Let's not forget USA's biggest national debt in world history, its unsustainable military budget, its largely paralysed party politics, its cancerous top-down ponzi scheme that is called "Fed", and its insolvable problems raised from its permanent racial divide ( white-black-latino), etc. All these will become a massive burden for the US economic performance in the foreseeable future. Without super strong economy, the overwhelmingly super strong US military power, innovation power, financial power of Wall Street, and softpower such as English language and opulence of Hollywood etc can not be sustained and will in time collapse on their own feet.
China, on the other hand, is much stronger than what its current GDP figure implies and what most people realise:
- China has world's largest manufacturing sector which is increasingly climbing up the value chain. China's R&D size and quality are becoming larger and better year by year, which are supported by China's huge pool of scientific and engineering talents (ultimately decided by its high national avg IQ).
- China's hugely under-valued RMB gives a fake impression that China has very low GDP/cap. Don't be surprises that China's GDP/cap could have a rapid rise once RMB is allowed to be more market-oriented.
All these factors are artificially suppressed in its current "fake"( undervalued) GDP figure compared to the US.

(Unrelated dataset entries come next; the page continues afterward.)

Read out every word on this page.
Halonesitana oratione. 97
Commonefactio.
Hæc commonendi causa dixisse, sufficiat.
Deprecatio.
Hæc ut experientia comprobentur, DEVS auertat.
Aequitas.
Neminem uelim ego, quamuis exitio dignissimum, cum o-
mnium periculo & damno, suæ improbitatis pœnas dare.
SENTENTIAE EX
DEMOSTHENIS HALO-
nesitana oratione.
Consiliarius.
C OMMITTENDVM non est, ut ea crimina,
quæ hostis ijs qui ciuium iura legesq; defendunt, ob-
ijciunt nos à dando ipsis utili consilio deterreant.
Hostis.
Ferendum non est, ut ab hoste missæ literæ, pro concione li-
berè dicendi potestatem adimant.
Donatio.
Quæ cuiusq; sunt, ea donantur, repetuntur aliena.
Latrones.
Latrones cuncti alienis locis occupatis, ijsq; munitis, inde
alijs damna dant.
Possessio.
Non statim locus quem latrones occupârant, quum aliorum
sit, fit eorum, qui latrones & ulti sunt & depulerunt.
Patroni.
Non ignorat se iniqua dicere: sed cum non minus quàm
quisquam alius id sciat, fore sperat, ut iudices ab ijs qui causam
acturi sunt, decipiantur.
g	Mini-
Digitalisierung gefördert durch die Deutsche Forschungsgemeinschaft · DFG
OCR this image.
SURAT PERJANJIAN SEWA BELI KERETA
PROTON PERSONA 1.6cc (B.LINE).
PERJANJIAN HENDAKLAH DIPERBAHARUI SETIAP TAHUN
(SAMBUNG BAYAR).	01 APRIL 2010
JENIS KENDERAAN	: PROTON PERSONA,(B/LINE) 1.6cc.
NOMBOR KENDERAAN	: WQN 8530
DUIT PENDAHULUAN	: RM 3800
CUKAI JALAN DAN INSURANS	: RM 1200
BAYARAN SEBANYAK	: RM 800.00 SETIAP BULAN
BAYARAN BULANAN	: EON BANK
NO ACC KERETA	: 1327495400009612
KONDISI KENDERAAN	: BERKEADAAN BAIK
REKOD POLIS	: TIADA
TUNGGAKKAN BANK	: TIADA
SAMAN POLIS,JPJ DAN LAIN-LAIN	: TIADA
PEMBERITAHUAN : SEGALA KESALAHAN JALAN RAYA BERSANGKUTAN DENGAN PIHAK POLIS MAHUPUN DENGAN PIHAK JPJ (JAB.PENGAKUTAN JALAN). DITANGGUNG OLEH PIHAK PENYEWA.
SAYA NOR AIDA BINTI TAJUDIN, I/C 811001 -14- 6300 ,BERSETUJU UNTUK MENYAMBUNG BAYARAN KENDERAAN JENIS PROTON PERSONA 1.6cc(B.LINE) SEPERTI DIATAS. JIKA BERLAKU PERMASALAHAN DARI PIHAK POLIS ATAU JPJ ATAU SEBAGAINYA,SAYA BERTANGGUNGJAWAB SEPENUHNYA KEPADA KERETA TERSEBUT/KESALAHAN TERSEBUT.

However, China does have weaknesses, noticeblely the "Party above Law" hence no true rule of law whenever it really matters which has profound negative consequences to the Chinese economy (GDP hard power: massive misallocation of funds, missive corruptions which limit the effectiveness of innovations and productivity increase in order to move up the value chain, etc ), and to the Chinese society (softpower: social corruptions, lost of confidence on potentially huge soft power of Han Chinese' own language and culture, blindly following unsustainable materialistic Western consumption lifestyle and (idiotic) pop idols the massive US entertainment industry is heavily depends on, the severe lack of social justice and morale, etc ) that otherwise could have been naturally solved in tune with the improvement of the economy.
Fortunately China's Xi Jinping is doing sth serious on curbing corruptions. If he can eventually manage to restore rule of law instead of rule of party, I am confident that China could whistle pass the US on most fields within our lifetime, EASILY.